My apologies for the confusion. I regret that I wasn't terribly engaged with Manifold for most of the duration of this question, but there doesn't appear to have been much relevant discussion that I missed or questions I failed to answer, so I don't think that actually had a large impact. My apologies also for the slow resolution; trying to figure out what to do with what appeared to be a badly-mispriced market was stressful and I procrastinated on it.
@EvanDaniel I saw this question a few days ago and it was only priced at 10% or something, I didn't bet but I'm pretty sure they did do A/B testing in March.
Found two instances:
It's up to you to decide if it meets your criteria, but my view based on reading Standup was that they intentionally made an effort to do this within the last month. I guess I know why I didn't bet -- I wasn't sure how clear it needed to be for the criteria whether these were "UI" changes, and I couldn't figure out why the market was trading at only 10% when it was obvious (to me) that this was going on....
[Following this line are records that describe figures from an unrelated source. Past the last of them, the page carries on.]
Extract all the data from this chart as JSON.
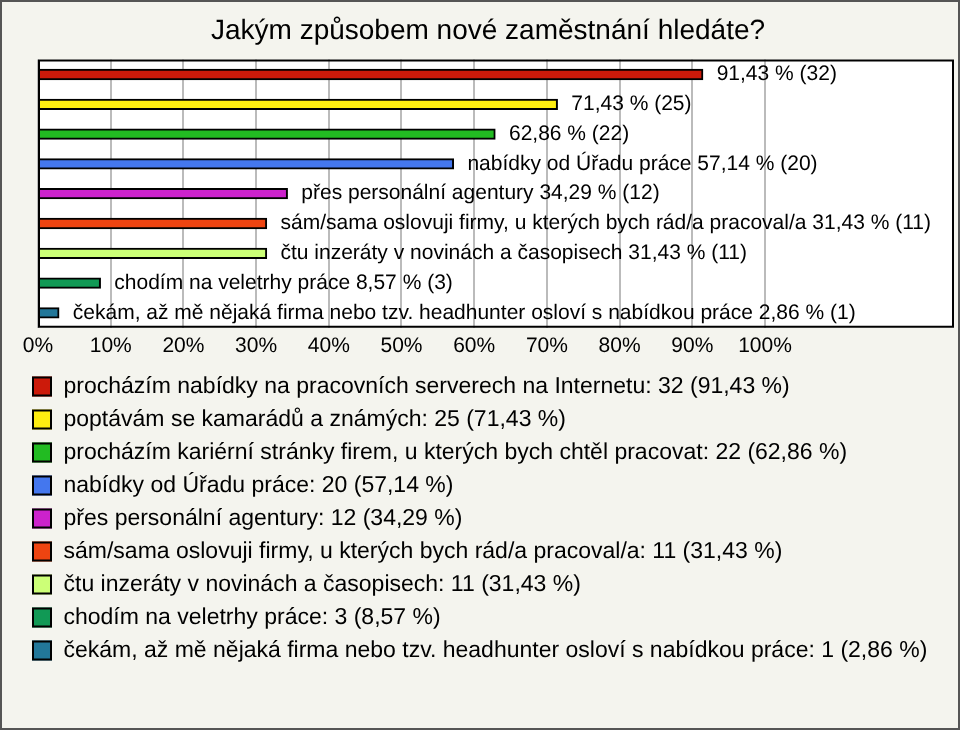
{
  "chart_data": {
    "type": "bar",
    "orientation": "horizontal",
    "title": "Jakým způsobem nové zaměstnání hledáte?",
    "categories": [
      null,
      null,
      null,
      null,
      null,
      null,
      null,
      null,
      null
    ],
    "series": [
      {
        "name": "procházím nabídky na pracovních serverech na Internetu: 32 (91,43 %)",
        "color": "#cc1a0a",
        "values": [
          91.43,
          null,
          null,
          null,
          null,
          null,
          null,
          null,
          null
        ],
        "value_labels": [
          "91,43 % (32)",
          null,
          null,
          null,
          null,
          null,
          null,
          null,
          null
        ]
      },
      {
        "name": "poptávám se kamarádů a známých: 25 (71,43 %)",
        "color": "#ffee11",
        "values": [
          null,
          71.43,
          null,
          null,
          null,
          null,
          null,
          null,
          null
        ],
        "value_labels": [
          null,
          "71,43 % (25)",
          null,
          null,
          null,
          null,
          null,
          null,
          null
        ]
      },
      {
        "name": "procházím kariérní stránky firem, u kterých bych chtěl pracovat: 22 (62,86 %)",
        "color": "#22bb22",
        "values": [
          null,
          null,
          62.86,
          null,
          null,
          null,
          null,
          null,
          null
        ],
        "value_labels": [
          null,
          null,
          "62,86 % (22)",
          null,
          null,
          null,
          null,
          null,
          null
        ]
      },
      {
        "name": "nabídky od Úřadu práce: 20 (57,14 %)",
        "color": "#4477ee",
        "values": [
          null,
          null,
          null,
          57.14,
          null,
          null,
          null,
          null,
          null
        ],
        "value_labels": [
          null,
          null,
          null,
          "nabídky od Úřadu práce 57,14 % (20)",
          null,
          null,
          null,
          null,
          null
        ]
      },
      {
        "name": "přes personální agentury: 12 (34,29 %)",
        "color": "#cc22cc",
        "values": [
          null,
          null,
          null,
          null,
          34.29,
          null,
          null,
          null,
          null
        ],
        "value_labels": [
          null,
          null,
          null,
          null,
          "přes personální agentury 34,29 % (12)",
          null,
          null,
          null,
          null
        ]
      },
      {
        "name": "sám/sama oslovuji firmy, u kterých bych rád/a pracoval/a: 11 (31,43 %)",
        "color": "#ee4411",
        "values": [
          null,
          null,
          null,
          null,
          null,
          31.43,
          null,
          null,
          null
        ],
        "value_labels": [
          null,
          null,
          null,
          null,
          null,
          "sám/sama oslovuji firmy, u kterých bych rád/a pracoval/a 31,43 % (11)",
          null,
          null,
          null
        ]
      },
      {
        "name": "čtu inzeráty v novinách a časopisech: 11 (31,43 %)",
        "color": "#ccff77",
        "values": [
          null,
          null,
          null,
          null,
          null,
          null,
          31.43,
          null,
          null
        ],
        "value_labels": [
          null,
          null,
          null,
          null,
          null,
          null,
          "čtu inzeráty v novinách a časopisech 31,43 % (11)",
          null,
          null
        ]
      },
      {
        "name": "chodím na veletrhy práce: 3 (8,57 %)",
        "color": "#119955",
        "values": [
          null,
          null,
          null,
          null,
          null,
          null,
          null,
          8.57,
          null
        ],
        "value_labels": [
          null,
          null,
          null,
          null,
          null,
          null,
          null,
          "chodím na veletrhy práce 8,57 % (3)",
          null
        ]
      },
      {
        "name": "čekám, až mě nějaká firma nebo tzv. headhunter osloví s nabídkou práce: 1 (2,86 %)",
        "color": "#227799",
        "values": [
          null,
          null,
          null,
          null,
          null,
          null,
          null,
          null,
          2.86
        ],
        "value_labels": [
          null,
          null,
          null,
          null,
          null,
          null,
          null,
          null,
          "čekám, až mě nějaká firma nebo tzv. headhunter osloví s nabídkou práce 2,86 % (1)"
        ]
      }
    ],
    "xlim": [
      0,
      126
    ],
    "xticks": [
      {
        "value": 0,
        "label": "0%"
      },
      {
        "value": 10,
        "label": "10%"
      },
      {
        "value": 20,
        "label": "20%"
      },
      {
        "value": 30,
        "label": "30%"
      },
      {
        "value": 40,
        "label": "40%"
      },
      {
        "value": 50,
        "label": "50%"
      },
      {
        "value": 60,
        "label": "60%"
      },
      {
        "value": 70,
        "label": "70%"
      },
      {
        "value": 80,
        "label": "80%"
      },
      {
        "value": 90,
        "label": "90%"
      },
      {
        "value": 100,
        "label": "100%"
      }
    ],
    "grid": "x",
    "legend": "bottom"
  }
}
@Eliza That sure looks like A/B testing of display features. I don't see anything I wrote that said it had to be about major changes; what text to display somewhere sure seems like it counts.
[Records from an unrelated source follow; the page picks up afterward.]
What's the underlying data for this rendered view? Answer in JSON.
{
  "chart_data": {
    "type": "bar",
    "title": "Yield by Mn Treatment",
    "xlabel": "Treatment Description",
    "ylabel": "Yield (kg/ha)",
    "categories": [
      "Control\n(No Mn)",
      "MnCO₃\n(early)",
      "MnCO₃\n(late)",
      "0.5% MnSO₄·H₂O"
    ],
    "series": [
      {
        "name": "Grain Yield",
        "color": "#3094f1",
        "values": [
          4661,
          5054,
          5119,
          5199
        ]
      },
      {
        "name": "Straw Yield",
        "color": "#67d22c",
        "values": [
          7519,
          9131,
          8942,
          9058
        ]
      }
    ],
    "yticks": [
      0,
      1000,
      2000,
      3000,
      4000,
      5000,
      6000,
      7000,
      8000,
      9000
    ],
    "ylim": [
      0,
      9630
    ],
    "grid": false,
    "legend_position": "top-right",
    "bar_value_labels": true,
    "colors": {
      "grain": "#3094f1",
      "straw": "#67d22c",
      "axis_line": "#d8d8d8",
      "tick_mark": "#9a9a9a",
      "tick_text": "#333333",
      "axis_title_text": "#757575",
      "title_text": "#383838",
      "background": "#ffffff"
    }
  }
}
I didn't read in detail, but I'm assuming they tracked some kind of metric to go with this.
I'm inclined to resolve Yes based on this, but will wait a couple days in case anyone wants to present a counter-argument. Resolving a market Yes that closed at 3% makes me a little nervous, so I'd like to give No bettors time to respond.
Anyway, sounds like you should have bet on it... not all Manifold markets are efficient ;)
@EvanDaniel Hi, I guess I'm the one who bet it to 3%. I have no problem with this counting for a YES resolution against me, it's just $M470. Yes, @Eliza should've gotten most of it, but with no actual YES holders who gets my mana, the AMM? Anyway, I'll share my reasoning behind the bet.
I bet with the expectation that a YES resolution required something more public, not just of the UI changes visible to users, but of the testing results, metrics, discussion, and/or analysis. I based this assumption on the points mentioned in the description:
Publicly discussing what metrics were tracked around the UI change, and how they were interpreted as good or bad.
Systematically and intentionally seeking feedback on a proposed or actual change, via a mechanism likely to have significantly less selection bias than "voluntary feedback from users engaged enough to be on Discord".
I suppose I should have clarified before betting if this was the intended meaning of "public" in the title and description. I feel the description emphasized this meaning, but I see the first point (before what I quoted) does cover A/B testing results/discussions kept private. So, up to you.
Here's what I could do, if you decide to bail me out and resolve NO I'll send $M200 to @Eliza as a reward for surfacing the evidence. Note my profit on a NO resolution would only be about $M33.
@eppsilon If they publicly tested the April Fools feature before rollout, thus causing this market to resolve Yes, I will laugh my ass off.
For example, with the new UI, I don’t understand where to find the list of limit orders anymore.
It is probably somewhere, but I expect that with some testing, they would have seen it was hard to find.